America has no king. Instead we have a president. We have no national saints; instead our public idols venerate our nation’s founders and past presidents. America was also, even from the beginning, an amalgam of different peoples united by ideals, not identity (“A nation of laws not men.”)
What’s the point of all of this stratospheric rhetoric that stinks of high school textbooks?
All of this percolates into the collective unconscience of Americans and frames their ideas about what kind of person should be a president. As a people, we are more likely to follow a bold, visionary leader, even if that vision is a certain folly. We want a leader, not an administrator.
This was true from the beginning. The American Revolution itself was either a masterwork of geopolitical strategy, or a military fluke that otherwise should have ended in calamitous failure. First, not many would dispute that the Treaty of Paris was signed because the British no longer felt it was worth prosecuting a war that they could certainly win if they were to bring their full military strength to bear–other colonies were more profitable. In fact, certain British politicians wanted to grant the American colonies a degree of autonomy before the conflict spiraled out of control, and, later did so in Canada, South Africa, and Australia. Those who followed the Revolutionaries did so without any real concern for the likelihood of victory; they did so because they believed it was right. The same could be said for the Confederate States’ secession.
John Adams was probably the first president to be shown the door after one term because he was a good president, but not an inspiring one. He was an administrator, and a competent one but doesn’t merit an image on Mount Rushmore or any currency.

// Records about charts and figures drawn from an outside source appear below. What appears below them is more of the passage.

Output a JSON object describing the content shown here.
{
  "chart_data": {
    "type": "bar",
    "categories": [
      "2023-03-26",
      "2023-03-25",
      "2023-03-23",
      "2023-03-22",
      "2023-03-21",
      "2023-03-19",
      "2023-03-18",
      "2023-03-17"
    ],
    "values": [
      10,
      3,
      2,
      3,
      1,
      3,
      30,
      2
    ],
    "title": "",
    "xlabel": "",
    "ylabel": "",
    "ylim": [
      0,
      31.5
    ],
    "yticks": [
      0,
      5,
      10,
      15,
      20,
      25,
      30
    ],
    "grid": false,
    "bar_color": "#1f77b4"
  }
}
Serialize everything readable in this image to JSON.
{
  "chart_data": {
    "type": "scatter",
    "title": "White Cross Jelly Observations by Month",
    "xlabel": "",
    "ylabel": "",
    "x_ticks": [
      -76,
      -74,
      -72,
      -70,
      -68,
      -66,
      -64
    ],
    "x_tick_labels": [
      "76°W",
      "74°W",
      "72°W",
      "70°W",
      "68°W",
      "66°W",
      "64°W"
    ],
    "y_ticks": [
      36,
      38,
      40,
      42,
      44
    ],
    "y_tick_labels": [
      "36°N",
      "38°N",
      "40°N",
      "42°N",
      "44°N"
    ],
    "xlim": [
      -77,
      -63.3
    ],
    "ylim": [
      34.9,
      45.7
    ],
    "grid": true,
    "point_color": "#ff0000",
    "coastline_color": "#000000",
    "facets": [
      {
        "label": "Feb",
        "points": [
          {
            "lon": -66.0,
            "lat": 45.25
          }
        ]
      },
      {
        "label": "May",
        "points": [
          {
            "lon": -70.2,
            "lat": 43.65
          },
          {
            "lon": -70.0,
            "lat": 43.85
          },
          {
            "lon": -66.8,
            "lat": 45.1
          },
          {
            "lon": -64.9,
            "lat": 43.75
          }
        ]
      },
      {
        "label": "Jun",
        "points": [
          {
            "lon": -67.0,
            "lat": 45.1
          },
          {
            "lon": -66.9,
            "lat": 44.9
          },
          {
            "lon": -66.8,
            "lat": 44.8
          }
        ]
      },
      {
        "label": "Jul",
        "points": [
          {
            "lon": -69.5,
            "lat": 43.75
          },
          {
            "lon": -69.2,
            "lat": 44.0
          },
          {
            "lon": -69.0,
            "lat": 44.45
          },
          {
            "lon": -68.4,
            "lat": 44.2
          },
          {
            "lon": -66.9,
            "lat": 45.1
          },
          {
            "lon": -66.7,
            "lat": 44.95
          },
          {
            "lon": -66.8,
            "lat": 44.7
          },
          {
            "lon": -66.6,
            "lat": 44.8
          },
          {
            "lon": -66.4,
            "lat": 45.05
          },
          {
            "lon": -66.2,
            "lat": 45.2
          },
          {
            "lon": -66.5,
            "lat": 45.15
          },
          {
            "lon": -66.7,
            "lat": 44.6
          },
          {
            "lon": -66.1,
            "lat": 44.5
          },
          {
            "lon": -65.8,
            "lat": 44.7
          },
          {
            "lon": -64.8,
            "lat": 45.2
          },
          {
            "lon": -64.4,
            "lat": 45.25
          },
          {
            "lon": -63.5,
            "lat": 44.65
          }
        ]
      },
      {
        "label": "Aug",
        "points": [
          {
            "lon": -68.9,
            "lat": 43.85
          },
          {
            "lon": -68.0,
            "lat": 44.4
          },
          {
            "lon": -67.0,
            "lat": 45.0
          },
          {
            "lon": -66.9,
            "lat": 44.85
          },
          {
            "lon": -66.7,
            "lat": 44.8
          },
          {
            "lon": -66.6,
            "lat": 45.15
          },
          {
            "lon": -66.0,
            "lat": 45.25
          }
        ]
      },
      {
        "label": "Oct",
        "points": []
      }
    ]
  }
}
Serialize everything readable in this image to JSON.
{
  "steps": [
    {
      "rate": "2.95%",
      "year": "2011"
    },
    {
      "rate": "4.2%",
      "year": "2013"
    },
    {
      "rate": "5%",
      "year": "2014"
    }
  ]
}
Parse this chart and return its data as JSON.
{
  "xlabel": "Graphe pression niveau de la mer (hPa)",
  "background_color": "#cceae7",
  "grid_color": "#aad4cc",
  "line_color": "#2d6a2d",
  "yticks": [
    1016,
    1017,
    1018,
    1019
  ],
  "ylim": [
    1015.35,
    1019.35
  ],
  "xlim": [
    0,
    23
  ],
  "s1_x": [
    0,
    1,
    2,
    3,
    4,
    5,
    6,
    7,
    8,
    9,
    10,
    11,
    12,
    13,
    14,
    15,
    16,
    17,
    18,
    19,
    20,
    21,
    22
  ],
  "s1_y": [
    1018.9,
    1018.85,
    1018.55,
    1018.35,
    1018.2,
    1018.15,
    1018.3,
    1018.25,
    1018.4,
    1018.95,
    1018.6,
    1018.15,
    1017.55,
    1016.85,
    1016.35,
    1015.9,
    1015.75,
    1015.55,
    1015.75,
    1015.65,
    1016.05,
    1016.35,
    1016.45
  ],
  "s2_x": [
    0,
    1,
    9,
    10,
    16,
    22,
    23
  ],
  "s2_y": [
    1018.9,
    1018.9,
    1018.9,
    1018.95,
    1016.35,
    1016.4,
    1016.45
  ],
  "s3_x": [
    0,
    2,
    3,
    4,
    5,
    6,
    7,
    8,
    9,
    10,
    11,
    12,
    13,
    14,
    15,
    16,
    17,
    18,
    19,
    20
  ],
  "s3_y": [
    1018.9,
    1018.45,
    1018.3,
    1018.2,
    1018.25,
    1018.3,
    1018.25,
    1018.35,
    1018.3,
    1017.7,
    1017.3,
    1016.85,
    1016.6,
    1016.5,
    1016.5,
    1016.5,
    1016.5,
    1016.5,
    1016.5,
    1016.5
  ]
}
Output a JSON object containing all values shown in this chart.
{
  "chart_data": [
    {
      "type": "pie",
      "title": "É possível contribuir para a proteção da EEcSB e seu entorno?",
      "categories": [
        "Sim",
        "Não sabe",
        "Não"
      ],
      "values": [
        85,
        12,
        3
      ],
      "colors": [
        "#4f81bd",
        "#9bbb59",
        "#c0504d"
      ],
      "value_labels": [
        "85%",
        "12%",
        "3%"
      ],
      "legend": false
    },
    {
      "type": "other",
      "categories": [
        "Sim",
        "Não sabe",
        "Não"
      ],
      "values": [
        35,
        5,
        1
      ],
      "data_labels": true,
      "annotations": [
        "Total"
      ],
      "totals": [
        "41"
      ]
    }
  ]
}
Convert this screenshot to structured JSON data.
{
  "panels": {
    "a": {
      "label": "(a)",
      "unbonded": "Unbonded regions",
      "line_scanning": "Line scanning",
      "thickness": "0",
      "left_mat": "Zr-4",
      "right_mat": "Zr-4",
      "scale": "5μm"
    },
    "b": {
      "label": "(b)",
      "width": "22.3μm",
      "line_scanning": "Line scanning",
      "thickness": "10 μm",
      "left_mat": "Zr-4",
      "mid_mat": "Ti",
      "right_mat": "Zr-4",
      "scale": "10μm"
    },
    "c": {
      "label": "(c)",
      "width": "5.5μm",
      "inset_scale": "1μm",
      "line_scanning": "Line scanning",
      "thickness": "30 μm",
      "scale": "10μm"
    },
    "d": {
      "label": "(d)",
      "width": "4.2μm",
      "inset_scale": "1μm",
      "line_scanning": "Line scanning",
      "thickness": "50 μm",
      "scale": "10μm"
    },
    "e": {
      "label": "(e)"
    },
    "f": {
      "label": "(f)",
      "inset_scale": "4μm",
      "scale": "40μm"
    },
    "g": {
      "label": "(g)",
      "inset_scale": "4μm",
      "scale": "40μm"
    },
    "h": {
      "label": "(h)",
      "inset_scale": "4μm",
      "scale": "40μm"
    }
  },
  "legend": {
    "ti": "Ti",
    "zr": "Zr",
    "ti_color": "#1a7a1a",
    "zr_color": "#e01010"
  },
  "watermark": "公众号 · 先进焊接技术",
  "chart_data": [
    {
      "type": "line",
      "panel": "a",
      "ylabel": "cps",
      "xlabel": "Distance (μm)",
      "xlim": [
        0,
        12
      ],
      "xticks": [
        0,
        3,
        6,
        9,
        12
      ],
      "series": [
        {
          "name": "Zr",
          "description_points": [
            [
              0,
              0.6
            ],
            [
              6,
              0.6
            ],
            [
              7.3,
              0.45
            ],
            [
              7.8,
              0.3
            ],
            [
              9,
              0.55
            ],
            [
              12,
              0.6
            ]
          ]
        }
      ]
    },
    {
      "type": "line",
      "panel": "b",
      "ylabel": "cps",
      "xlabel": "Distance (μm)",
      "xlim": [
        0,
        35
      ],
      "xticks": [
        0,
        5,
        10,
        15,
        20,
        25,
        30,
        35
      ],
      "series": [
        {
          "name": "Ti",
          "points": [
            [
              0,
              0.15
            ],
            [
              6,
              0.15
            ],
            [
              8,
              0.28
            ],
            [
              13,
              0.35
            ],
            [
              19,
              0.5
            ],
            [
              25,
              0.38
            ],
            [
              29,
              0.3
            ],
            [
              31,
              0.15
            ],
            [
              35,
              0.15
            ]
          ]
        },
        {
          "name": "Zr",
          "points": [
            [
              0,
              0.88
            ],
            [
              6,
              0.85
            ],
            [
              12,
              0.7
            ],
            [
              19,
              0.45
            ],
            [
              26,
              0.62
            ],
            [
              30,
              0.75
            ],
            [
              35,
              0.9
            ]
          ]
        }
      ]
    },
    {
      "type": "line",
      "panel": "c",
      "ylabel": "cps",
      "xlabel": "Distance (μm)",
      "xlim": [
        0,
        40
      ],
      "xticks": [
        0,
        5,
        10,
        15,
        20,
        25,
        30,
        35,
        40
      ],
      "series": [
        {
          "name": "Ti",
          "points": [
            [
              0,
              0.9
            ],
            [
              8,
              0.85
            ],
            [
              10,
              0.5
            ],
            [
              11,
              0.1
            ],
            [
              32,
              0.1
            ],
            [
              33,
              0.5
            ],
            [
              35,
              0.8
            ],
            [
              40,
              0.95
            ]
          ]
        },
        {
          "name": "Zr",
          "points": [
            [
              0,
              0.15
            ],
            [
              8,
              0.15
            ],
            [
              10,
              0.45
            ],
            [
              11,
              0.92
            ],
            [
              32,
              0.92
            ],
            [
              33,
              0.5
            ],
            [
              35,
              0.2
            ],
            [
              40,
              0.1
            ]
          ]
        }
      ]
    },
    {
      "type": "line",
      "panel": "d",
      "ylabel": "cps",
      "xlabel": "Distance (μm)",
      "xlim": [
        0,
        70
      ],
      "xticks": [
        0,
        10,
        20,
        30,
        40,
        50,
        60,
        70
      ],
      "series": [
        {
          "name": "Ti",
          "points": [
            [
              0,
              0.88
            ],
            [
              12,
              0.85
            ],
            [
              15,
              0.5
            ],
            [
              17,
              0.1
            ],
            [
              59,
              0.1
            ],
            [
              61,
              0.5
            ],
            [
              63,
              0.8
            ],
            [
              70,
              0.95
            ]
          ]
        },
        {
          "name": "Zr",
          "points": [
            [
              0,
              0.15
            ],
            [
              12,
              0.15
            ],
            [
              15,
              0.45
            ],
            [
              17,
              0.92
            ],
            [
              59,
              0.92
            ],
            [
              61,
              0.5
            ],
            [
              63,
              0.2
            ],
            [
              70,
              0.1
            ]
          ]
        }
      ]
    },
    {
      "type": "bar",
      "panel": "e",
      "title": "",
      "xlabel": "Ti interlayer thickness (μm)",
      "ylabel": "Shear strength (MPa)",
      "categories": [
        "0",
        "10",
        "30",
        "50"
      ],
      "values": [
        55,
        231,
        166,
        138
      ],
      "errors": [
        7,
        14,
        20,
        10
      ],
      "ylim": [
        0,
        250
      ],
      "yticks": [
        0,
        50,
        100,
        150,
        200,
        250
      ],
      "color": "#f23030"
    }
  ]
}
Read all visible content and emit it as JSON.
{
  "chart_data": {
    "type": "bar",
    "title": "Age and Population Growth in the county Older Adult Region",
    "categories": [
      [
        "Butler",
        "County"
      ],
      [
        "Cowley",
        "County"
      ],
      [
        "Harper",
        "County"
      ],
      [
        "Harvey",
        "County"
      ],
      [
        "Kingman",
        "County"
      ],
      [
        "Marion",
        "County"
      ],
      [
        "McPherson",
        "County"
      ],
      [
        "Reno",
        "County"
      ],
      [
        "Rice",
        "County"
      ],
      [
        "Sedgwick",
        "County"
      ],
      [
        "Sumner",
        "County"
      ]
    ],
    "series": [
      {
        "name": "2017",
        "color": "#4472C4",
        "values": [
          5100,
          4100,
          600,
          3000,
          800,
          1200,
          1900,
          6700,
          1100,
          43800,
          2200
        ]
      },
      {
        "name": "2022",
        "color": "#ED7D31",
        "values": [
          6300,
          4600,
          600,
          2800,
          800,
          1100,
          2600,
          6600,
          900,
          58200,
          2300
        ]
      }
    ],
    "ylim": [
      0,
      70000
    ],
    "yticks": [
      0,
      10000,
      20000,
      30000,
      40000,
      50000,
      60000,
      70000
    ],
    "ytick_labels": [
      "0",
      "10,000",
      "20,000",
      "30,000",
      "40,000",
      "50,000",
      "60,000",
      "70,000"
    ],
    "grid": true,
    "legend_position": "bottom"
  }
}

Even a flattering recent biography hasn’t done much to rehabilitate him or level his stature within the pantheon of the Founders.
This dichotomy, facile though it may be, does seem to run throughout our history. Grant was a hero but corrupted the government. LBJ was visionary but is most responsible for America’s greatest military failure.
Skip ahead to the future. The Republicans have taken the advantage here. Pick it apart all you like, but most people see Bush as a straight shooter that knows what he wants to do, even if they think it’s shit. Complexitism, Administrativism, and Kerryism are diseases that infected every losing presidential for a long, long time (I think Carter may be the exception, but he seemed to be the tonic for Watergate) including Dole, Bush I, Dukakis (even worse than Bush I), Mondale, etc. etc.
The Republicans also presented a vision for their Congressional campaign in 1994.
I’m still waiting for the Democrats to allow a candidate with a vision–even if it isn’t perfect–through their circular firing squad.